# Kittens sleeping in odd places and positions!



## ls84 (Jul 2, 2008)

My kittens fall asleep in some strange ways...Here is Hamlet asleep on my flip-flop...









And was napping in my purse.....









And here is Lola sleeping under my pillow...cant see her?









There she is!









Oooo forgot one! Lola sleeping on my homework!


----------



## marie73 (Jul 12, 2006)

Wow, Hamlet has some big hamhocks there! Is he going to be a large kitty?

I want to snuggle with Lola - what a fluffball.


----------



## ls84 (Jul 2, 2008)

Well, I fostered their mother, who was a very small short hair orange tabby, but who knows who the father was! They said a possible mainecoon mix because of the fluffy hair and the tufts between the toes. Three of the kitties were medium hair and one was short haired like their mom. Lola is 6 pounds at 5 1/2 months and Hamlet is 8 pounds already. Im guessing that means he could get pretty big!


----------



## marie73 (Jul 12, 2006)

Some people thought my twins were going to be big - in some pictures, their paws looked large when they were younger, but they're full grown at 7.5 lbs (Cali) and almost 8 lbs. (Charlee).

Lola and Hamlet are so gorgeous!


----------



## coaster (Dec 1, 2004)

Awwww.....that's cute. And funny!!

NOW STOP BOTHERING THEM WITH YOUR CAMERA!! :lol: 

J/K


----------



## ls84 (Jul 2, 2008)

Thanks thanks....yeah they are also fluffy which makes them look bigger.

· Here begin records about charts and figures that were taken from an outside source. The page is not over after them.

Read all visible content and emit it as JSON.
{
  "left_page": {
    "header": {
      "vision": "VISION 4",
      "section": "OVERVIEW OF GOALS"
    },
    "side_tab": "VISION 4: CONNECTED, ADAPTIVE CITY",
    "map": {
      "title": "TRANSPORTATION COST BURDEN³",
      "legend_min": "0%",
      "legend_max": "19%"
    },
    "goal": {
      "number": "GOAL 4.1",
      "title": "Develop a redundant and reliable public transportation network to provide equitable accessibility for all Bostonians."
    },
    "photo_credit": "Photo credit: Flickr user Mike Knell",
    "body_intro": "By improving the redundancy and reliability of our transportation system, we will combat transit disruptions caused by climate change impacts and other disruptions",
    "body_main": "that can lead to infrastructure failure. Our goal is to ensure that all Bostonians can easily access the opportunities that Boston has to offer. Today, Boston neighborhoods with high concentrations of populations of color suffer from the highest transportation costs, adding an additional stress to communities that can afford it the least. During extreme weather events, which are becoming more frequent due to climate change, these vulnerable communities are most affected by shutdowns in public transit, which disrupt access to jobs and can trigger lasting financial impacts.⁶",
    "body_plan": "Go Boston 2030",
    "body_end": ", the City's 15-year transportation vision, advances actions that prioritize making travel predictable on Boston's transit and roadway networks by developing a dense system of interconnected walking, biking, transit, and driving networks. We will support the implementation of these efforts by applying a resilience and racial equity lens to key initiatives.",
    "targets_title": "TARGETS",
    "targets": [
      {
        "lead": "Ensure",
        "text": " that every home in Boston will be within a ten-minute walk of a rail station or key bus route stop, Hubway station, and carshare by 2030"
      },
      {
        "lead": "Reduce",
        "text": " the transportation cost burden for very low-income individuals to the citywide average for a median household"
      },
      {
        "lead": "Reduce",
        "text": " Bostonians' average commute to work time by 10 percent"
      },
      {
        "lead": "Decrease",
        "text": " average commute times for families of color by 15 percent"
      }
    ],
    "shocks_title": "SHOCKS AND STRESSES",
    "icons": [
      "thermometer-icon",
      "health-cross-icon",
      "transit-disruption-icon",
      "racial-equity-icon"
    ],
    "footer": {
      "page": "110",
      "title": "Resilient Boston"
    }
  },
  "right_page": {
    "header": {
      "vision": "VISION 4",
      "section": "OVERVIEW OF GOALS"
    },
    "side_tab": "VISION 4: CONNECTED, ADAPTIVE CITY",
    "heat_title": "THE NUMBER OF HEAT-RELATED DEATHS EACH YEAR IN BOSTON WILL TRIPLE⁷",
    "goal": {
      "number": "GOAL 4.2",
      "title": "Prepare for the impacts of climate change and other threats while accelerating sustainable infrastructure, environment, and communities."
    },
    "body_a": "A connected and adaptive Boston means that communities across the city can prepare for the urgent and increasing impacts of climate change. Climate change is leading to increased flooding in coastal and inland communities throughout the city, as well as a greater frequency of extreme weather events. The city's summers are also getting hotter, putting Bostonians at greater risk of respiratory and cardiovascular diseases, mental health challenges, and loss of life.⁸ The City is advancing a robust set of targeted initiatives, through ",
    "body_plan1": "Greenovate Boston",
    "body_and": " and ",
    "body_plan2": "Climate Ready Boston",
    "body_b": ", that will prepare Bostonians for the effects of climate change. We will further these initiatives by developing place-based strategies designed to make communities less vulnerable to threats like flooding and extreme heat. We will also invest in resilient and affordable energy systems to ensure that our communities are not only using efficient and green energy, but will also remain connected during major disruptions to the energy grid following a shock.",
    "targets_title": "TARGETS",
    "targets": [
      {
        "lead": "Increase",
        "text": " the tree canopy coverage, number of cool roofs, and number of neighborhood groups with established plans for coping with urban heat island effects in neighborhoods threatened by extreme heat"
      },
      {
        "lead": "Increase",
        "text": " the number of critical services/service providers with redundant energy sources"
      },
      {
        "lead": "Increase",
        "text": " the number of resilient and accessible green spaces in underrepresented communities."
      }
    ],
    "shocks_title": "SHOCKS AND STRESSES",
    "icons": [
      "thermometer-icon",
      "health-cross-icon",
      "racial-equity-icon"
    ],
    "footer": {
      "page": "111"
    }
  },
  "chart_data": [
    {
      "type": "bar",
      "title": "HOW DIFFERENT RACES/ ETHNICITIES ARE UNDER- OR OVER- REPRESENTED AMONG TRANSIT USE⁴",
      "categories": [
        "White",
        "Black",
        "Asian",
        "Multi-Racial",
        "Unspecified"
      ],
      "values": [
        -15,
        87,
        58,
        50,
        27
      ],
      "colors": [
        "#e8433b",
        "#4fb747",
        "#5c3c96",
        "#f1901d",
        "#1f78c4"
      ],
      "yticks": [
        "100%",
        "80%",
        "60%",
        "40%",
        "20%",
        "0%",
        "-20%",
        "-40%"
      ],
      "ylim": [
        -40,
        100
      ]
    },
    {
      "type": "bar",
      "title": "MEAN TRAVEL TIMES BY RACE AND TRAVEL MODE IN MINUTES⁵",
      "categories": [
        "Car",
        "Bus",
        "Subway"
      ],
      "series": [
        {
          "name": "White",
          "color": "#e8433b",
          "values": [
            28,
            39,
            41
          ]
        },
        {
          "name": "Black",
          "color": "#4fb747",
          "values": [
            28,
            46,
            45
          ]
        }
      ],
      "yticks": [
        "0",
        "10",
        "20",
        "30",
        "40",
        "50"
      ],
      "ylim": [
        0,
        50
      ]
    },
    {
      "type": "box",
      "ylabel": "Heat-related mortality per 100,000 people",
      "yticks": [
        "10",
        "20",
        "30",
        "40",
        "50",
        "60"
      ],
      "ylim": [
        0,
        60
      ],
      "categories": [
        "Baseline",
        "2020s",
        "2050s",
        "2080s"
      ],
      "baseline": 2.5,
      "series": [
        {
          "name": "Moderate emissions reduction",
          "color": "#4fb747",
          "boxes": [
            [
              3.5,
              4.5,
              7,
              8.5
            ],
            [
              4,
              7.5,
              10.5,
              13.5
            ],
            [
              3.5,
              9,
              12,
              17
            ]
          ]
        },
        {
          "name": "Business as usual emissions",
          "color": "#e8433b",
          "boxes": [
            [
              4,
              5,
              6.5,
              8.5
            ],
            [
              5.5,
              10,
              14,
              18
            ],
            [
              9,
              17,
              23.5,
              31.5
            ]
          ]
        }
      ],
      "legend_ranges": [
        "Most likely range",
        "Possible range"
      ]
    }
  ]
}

Oh I am ALWAYS in their face with the camera. Its just one of those things...like with babies. Everytime they do something cute and new, you MUST take a picture to document so you can show people...most of which probably think you are crazy!


----------



## coaster (Dec 1, 2004)

But not us.


----------



## DesnBaby (Apr 18, 2004)

Their adorable!


----------



## OctoberinMaine (Sep 12, 2006)

So cute! That one of Lola on your homework . . . wow.


----------



## LilRed (Jul 16, 2008)

They are really adorable! I love Lola as I have a real soft spot for tories! I know what you mean about sleeping in strange places. My Lucy flopped down on my bathtowel this morning so playing, I wrapped it over her. She loved it! In the middle of the bathroom floor, completed covered with the towel, she took a half hour nap. I even slid her away from the door and the only response was a delightful purr!


----------



## gunterkat (Aug 19, 2006)

I love long haired torties! :luv 
It's a long story, just suffice to say they have a special place in my heart.


----------